Saturday, October 28, 2006

Shabat Shalom

I have to leave Israel next week. It hurts.

I finally decided - after years of thinking about it and trying to find a way out - to join the Jewish ranks.

I'm too much part of it now - or it's too much part of me - to just walk away. And Jerusalem for me is as nectar to a hummingbird. I need to suck it up.

My family know this of me, and are incredibly supportive. Even my little niece Rowie wrote: Yay, you're gonna be a Jew!!!

A fairly startled Ze'ev asked me why I'd want to become Jewish, and whether I'm in my right mind, and whether it's purely because I want to live in Israel. I'm shaking my head at him and not finding a way to tell it.

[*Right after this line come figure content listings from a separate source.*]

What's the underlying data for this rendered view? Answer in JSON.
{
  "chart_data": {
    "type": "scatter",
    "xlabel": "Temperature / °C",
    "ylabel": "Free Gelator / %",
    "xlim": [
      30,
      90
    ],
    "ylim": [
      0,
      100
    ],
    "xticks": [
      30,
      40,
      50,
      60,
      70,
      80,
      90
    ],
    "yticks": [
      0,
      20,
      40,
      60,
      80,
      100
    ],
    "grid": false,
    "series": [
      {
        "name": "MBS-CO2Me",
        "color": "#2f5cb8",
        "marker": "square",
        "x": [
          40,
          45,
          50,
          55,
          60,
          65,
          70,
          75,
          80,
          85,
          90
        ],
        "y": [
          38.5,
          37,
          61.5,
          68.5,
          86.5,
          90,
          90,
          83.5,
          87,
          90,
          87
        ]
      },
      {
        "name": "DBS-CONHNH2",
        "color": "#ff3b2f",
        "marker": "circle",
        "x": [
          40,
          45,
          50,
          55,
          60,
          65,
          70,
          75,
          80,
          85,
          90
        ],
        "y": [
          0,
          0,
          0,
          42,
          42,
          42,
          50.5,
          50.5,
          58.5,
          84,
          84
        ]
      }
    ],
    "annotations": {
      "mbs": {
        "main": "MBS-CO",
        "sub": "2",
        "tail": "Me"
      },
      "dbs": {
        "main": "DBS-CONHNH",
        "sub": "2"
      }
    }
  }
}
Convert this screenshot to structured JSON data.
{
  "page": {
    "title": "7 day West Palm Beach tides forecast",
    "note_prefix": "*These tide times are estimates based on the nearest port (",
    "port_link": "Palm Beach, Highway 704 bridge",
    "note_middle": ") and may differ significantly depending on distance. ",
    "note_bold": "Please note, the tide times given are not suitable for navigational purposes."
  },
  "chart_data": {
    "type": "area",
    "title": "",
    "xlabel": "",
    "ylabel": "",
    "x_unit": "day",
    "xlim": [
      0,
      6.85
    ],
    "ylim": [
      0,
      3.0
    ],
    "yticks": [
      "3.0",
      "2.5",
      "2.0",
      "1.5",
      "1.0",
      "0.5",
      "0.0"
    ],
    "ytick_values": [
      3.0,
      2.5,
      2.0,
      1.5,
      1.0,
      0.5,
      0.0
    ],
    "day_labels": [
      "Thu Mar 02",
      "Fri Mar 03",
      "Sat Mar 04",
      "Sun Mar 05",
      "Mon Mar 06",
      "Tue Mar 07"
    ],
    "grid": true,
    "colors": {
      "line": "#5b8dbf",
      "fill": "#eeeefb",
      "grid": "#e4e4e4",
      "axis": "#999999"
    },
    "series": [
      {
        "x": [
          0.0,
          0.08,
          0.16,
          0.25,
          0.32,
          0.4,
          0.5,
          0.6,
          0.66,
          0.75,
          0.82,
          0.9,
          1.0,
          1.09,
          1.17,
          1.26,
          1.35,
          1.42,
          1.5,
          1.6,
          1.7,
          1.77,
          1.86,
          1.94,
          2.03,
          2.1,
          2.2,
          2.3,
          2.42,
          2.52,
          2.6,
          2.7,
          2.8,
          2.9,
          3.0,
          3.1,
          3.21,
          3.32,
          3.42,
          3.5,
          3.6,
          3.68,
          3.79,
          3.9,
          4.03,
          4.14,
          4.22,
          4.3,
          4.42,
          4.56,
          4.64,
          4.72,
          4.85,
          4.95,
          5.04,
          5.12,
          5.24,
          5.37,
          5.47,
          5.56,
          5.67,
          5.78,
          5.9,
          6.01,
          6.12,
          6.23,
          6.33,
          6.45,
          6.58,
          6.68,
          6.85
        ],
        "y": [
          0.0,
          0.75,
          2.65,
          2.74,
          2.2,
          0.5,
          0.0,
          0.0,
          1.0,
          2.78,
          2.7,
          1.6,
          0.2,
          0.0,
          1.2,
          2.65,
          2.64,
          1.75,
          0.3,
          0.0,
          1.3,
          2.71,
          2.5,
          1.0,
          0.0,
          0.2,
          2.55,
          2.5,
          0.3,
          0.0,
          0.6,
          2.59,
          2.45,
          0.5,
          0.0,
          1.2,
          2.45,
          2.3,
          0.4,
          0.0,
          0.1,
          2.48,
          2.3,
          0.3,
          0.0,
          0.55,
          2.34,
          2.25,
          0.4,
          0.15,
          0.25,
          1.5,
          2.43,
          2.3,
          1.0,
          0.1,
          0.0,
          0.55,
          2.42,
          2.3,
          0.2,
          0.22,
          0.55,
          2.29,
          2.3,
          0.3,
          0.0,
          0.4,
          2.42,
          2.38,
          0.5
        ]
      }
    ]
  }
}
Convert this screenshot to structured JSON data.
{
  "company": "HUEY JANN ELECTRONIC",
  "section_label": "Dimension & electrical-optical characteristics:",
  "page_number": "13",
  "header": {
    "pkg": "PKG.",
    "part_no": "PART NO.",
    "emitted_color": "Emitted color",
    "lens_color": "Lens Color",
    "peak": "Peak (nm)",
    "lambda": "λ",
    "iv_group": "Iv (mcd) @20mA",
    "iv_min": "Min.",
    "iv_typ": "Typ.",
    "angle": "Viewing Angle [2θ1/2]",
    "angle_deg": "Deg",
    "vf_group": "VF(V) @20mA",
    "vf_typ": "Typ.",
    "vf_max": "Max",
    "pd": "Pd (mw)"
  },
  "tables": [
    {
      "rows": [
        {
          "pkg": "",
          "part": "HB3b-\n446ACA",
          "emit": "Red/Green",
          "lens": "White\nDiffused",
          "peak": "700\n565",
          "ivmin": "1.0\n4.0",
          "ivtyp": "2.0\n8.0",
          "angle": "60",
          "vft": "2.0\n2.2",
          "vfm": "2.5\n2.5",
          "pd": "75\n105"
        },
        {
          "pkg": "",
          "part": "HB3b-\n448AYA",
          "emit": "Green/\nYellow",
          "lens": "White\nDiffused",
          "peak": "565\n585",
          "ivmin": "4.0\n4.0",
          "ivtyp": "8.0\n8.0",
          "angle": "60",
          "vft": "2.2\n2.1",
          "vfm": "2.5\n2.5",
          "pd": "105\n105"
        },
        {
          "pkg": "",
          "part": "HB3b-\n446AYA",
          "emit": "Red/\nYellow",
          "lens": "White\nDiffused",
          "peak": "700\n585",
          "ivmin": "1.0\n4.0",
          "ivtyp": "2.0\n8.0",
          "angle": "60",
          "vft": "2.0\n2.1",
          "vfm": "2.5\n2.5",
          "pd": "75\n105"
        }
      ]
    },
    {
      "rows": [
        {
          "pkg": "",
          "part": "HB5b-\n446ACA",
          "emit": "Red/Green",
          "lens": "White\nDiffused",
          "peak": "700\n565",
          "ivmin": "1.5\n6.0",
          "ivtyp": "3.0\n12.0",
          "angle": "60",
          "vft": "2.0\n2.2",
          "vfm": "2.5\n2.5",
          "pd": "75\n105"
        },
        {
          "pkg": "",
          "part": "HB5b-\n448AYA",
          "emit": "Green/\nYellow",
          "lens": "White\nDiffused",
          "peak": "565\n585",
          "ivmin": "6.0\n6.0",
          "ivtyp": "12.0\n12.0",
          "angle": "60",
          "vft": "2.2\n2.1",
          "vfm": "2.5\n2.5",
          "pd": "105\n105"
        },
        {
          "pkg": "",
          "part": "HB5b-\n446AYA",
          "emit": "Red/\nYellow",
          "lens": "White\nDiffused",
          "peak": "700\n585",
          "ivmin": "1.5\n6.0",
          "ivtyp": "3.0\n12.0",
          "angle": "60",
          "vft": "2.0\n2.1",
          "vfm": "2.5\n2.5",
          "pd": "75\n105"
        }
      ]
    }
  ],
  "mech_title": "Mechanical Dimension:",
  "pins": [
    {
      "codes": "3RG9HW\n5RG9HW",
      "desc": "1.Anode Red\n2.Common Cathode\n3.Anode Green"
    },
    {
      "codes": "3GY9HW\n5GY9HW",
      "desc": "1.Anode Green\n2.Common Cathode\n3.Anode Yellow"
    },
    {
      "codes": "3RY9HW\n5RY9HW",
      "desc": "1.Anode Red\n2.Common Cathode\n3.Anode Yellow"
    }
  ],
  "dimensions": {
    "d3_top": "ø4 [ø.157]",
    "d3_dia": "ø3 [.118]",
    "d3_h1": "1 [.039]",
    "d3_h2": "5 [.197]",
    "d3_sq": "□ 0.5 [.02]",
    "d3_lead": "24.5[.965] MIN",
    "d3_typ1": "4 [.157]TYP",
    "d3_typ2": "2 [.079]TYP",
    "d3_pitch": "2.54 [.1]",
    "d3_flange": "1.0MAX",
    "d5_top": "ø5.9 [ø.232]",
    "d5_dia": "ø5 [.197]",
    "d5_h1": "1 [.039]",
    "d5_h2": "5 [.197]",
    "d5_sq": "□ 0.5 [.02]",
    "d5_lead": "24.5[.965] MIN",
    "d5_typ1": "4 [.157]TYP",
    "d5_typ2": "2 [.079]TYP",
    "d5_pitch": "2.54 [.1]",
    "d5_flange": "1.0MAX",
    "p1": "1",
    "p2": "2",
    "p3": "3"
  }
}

"Shabbat in Jerusalem" should be all I need to say, but it isn't, because even Ze'ev doesn't know what that means. So OK I will tell y'all about Shabbat in Jerusalem.

Shabbat begins when the woman of the household is ready for it. That means, she's cleaned up the house and she's cooked enough food to get through the next 24 hours without firing up the oven again. Her work done, she relaxes, she lights two candles, blesses God for making that requirement of her, eats salted bread (blessing God for allowing her to eat the fruit of the earth) and drinks wine (blessing God for allowing her to drink the fruit of the vine).

'baruch' - literally, blessing - probably doesn't translate well to Christian or other non-Jewish cultures. For the record, it's pretty much 'thanking', only different.

The next thing is the shofar being blown. In Jerusalem's Nachlaot neighbourhood technology's moved beyond this; we have a two-minute siren to announce the beginning of Shabbat, one hour before sundown, every Friday. But then everything stops. If someone was playing a CD it stops. If someone had the TV on loud, it stops. Sure people still do these things, but on Shabbat they will turn down the sound so as not to disturb the fly on the wall. That'll be the practising Jewish fly on the wall...

Unless you've lived it, you won't know how wonderful it is to only hear the sounds of voices. Human voices, cat voices, bird voices, dog voices - but all unfiltered.

I have an unfortunate talent or sickness: I hear/see digitalized sound in blocks. That means I find it very uncomfortable to watch TV or listen to the radio unless I'm totally absorbed in the content. And overhearing everyone else's shit that way is downright painful - too distant to become absorbed even if I wanted it, but close enough to disrupt my pitifully weak psyche. I grow irritable and have to do breathing exercises to retain any sense of equilibrium. So for me, Shabbat in Jerusalem is a total release. I don't have to worry about digitalized sound. I don't have to 'translate' it. I can just relax - and on Shabbat, after the siren, after the male voice choir efforts from the synagogue next door (beautiful in a formalized kinda way), I will only hear the sounds of friends and family eating and laughing together, and then the next day the sound of children playing and men praying. Me, I hear it and I feel it, that huge gap between Shabbos and the empty day.

So now even Ze'ev knows where I'm coming from...

Shabat Shalom (may the peace of the Sabbath be yours), and please don't take that lightly!